No, I am not referring to the weather when I say today was a dry writing day. I am referring to the writing reality that not all days as an author may be spent indulging in the wonderfully creative process of putting words on paper to create a great story. And, since I am one writer who loves to research, a "dry" writing day does not refer to that either.

Today was dictionary and style manual day.

These four books are sitting beside me today. I usually use the online dictionary when I am in the process of writing. However, when the computer is off, and I need a quick look-up of a word, this is my standard go-to book. I have owned this Webster's Standard American Style Manual for years. (You can tell by the price--I doubt I can find a style manual for that price nowadays.) A lot of people, including many family history writers, like the Chicago style manual, which I found and used online when I was taking law classes. But, this book, for a quick look-up, works well.

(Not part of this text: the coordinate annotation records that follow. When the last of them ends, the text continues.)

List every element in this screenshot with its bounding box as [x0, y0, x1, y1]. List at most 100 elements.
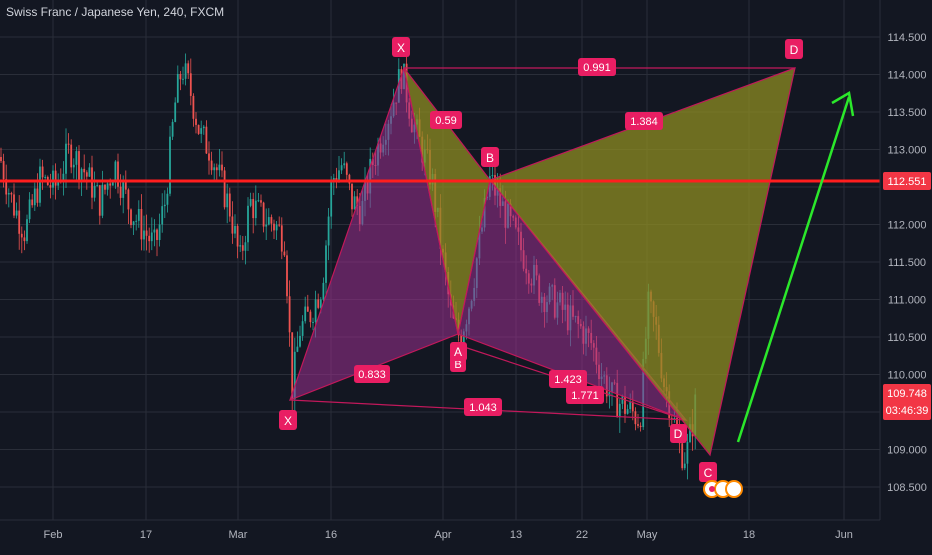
candle-body	[291, 332, 294, 400]
candle-body	[299, 335, 301, 347]
candle-body	[348, 174, 351, 184]
candle-body	[223, 170, 226, 208]
candle-body	[117, 161, 119, 187]
ratio-text: 0.59	[435, 115, 456, 127]
price-tick-label: 110.000	[888, 370, 927, 382]
candle-body	[621, 396, 624, 404]
price-tick-label: 114.500	[888, 32, 927, 44]
point-label-c[interactable]: C	[699, 462, 717, 482]
candle-body	[208, 153, 210, 161]
candle-body	[244, 242, 247, 251]
candle-body	[252, 199, 255, 219]
time-tick-label: 13	[510, 529, 522, 541]
price-axis-panel[interactable]	[880, 0, 932, 520]
candle-body	[317, 299, 320, 308]
point-label-d-olive[interactable]: D	[785, 39, 803, 59]
candle-body	[312, 321, 314, 323]
point-label-text: A	[454, 345, 462, 359]
ratio-label-0991[interactable]: 0.991	[578, 58, 616, 76]
candle-body	[304, 306, 307, 322]
projection-arrow[interactable]	[736, 91, 855, 443]
ratio-label-1771[interactable]: 1.771	[566, 386, 604, 404]
candle-body	[135, 220, 138, 222]
point-label-d-purple[interactable]: D	[670, 424, 687, 443]
candle-body	[166, 193, 169, 205]
event-dot-icon	[709, 486, 715, 492]
event-markers[interactable]	[703, 480, 743, 498]
candle-body	[293, 351, 296, 400]
point-label-text: X	[397, 41, 405, 55]
candle-body	[91, 167, 93, 198]
candle-body	[158, 224, 161, 241]
point-label-a[interactable]: A	[450, 342, 467, 361]
price-tick-label: 111.000	[888, 295, 926, 307]
candle-body	[150, 232, 153, 242]
candle-body	[28, 199, 31, 220]
candle-body	[249, 199, 252, 206]
candle-body	[202, 126, 205, 129]
candle-body	[231, 216, 234, 234]
price-tick-label: 108.500	[887, 482, 927, 494]
candle-body	[296, 346, 299, 352]
candle-body	[319, 299, 322, 308]
candle-body	[161, 206, 164, 225]
candle-body	[491, 175, 494, 177]
candle-body	[626, 409, 629, 414]
ratio-label-059[interactable]: 0.59	[430, 111, 462, 129]
candle-body	[93, 185, 96, 198]
candle-body	[33, 188, 36, 206]
ratio-label-1384[interactable]: 1.384	[625, 112, 663, 130]
candle-body	[221, 164, 223, 171]
candle-body	[637, 424, 639, 426]
countdown-text: 03:46:39	[886, 405, 929, 417]
candle-body	[351, 183, 353, 210]
candle-body	[629, 401, 632, 410]
ratio-label-1043[interactable]: 1.043	[464, 398, 502, 416]
ratio-label-1423[interactable]: 1.423	[549, 370, 587, 388]
candle-body	[278, 224, 281, 226]
candle-body	[330, 182, 333, 217]
point-label-x-purple[interactable]: X	[279, 410, 297, 430]
candle-body	[52, 170, 54, 188]
candle-body	[101, 184, 104, 216]
current-price-tag[interactable]: 109.748 03:46:39	[883, 384, 931, 420]
candle-body	[13, 194, 15, 216]
candle-body	[265, 224, 268, 227]
candle-body	[267, 217, 270, 225]
ratio-labels: 0.833 1.043 1.423 1.771 0.59 1.384 0.991	[354, 58, 663, 416]
candle-body	[215, 167, 218, 171]
candle-body	[195, 118, 197, 125]
point-label-b-olive[interactable]: B	[481, 147, 499, 167]
candle-body	[20, 233, 23, 238]
hline-price-tag[interactable]: 112.551	[883, 172, 931, 190]
ratio-label-0833[interactable]: 0.833	[354, 365, 390, 383]
price-axis-ticks: 114.500 114.000 113.500 113.000 112.000 111.5…	[887, 32, 927, 494]
chart-title: Swiss Franc / Japanese Yen, 240, FXCM	[6, 5, 224, 19]
time-tick-label: Feb	[44, 529, 63, 541]
candle-body	[54, 170, 57, 186]
candle-body	[280, 225, 283, 252]
candle-body	[57, 180, 60, 186]
candle-body	[286, 255, 288, 297]
candle-body	[228, 193, 231, 217]
candle-body	[210, 160, 213, 171]
ratio-text: 1.771	[571, 390, 599, 402]
candle-body	[200, 128, 203, 134]
time-axis-panel[interactable]	[0, 520, 932, 550]
candle-body	[631, 401, 634, 412]
candle-body	[72, 164, 75, 168]
candle-body	[140, 208, 143, 240]
candle-body	[270, 217, 273, 224]
price-tick-label: 112.000	[888, 220, 927, 232]
candle-body	[163, 204, 166, 207]
time-tick-label: 22	[576, 529, 588, 541]
candle-body	[325, 245, 327, 283]
arrow-shaft	[736, 96, 851, 443]
candle-body	[10, 193, 13, 195]
point-label-text: B	[486, 151, 494, 165]
candle-body	[143, 230, 145, 240]
point-label-x-top[interactable]: X	[392, 37, 410, 57]
event-marker-icon[interactable]	[725, 480, 743, 498]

The Basic Usage, Vocabulary, and Composition book, copyrighted in 1975, I have had since my early days enrolled in the "Writer's Digest Book Club" (not sure if that is the proper usage -- have not looked it up yet) has some good information. However, today, after I stalled as long as I could, I got busy reading through The Elements of Grammar. It is not exciting reading, but, I must admit, it was more interesting than I thought it would be. You can see in my picture I have my little homemade tabs and my highlighter to draw attention to elements of grammar to which I probably will want to refer in the future.

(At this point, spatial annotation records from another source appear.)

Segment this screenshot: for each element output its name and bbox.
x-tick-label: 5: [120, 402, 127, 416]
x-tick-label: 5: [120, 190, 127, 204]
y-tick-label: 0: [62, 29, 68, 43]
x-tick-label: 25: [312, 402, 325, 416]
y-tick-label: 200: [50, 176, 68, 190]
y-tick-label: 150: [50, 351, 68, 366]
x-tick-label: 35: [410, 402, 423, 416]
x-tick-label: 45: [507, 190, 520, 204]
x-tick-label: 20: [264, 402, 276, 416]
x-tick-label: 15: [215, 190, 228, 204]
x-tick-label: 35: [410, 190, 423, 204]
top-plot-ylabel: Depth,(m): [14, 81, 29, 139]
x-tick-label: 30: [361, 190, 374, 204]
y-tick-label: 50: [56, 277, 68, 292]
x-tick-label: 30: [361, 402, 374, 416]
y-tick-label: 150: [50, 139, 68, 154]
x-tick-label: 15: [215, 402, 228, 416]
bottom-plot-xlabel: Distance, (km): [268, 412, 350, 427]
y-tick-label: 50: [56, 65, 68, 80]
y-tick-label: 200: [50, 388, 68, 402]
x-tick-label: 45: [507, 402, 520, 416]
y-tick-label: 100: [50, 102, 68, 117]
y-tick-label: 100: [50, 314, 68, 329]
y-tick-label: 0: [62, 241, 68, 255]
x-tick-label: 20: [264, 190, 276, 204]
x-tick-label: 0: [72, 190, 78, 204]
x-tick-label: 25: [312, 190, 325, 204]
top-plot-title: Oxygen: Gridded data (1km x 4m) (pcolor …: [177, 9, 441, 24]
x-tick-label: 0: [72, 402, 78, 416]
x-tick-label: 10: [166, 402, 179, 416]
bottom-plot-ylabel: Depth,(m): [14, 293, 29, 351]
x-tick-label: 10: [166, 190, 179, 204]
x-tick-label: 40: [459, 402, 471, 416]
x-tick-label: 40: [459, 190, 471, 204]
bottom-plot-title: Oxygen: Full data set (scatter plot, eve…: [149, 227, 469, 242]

I know I won't do it, but it would not hurt me to read through this book about every 2-3 months, just to refresh myself on all that good grammar usage that sometimes stumps me when I am in the process of putting words on paper. After all, certain usages just are not comfortable to me, and I have to look them up every time. One, for example, is that it is not intuitive to me to ALWAYS put a period inside of quote marks, even for "short phrases." Yet, there it is on page 103. Why is it that I can only put the end-of-sentence punctuation outside the quote marks when "it is a question"? Or, for some reason, it's okay if it is "an exclamation point"!

Don't ask me. I just pack plenty of water and chocolate and buckle down to double-check all that dry style and usage business when I am in the final stages of editing one of my books.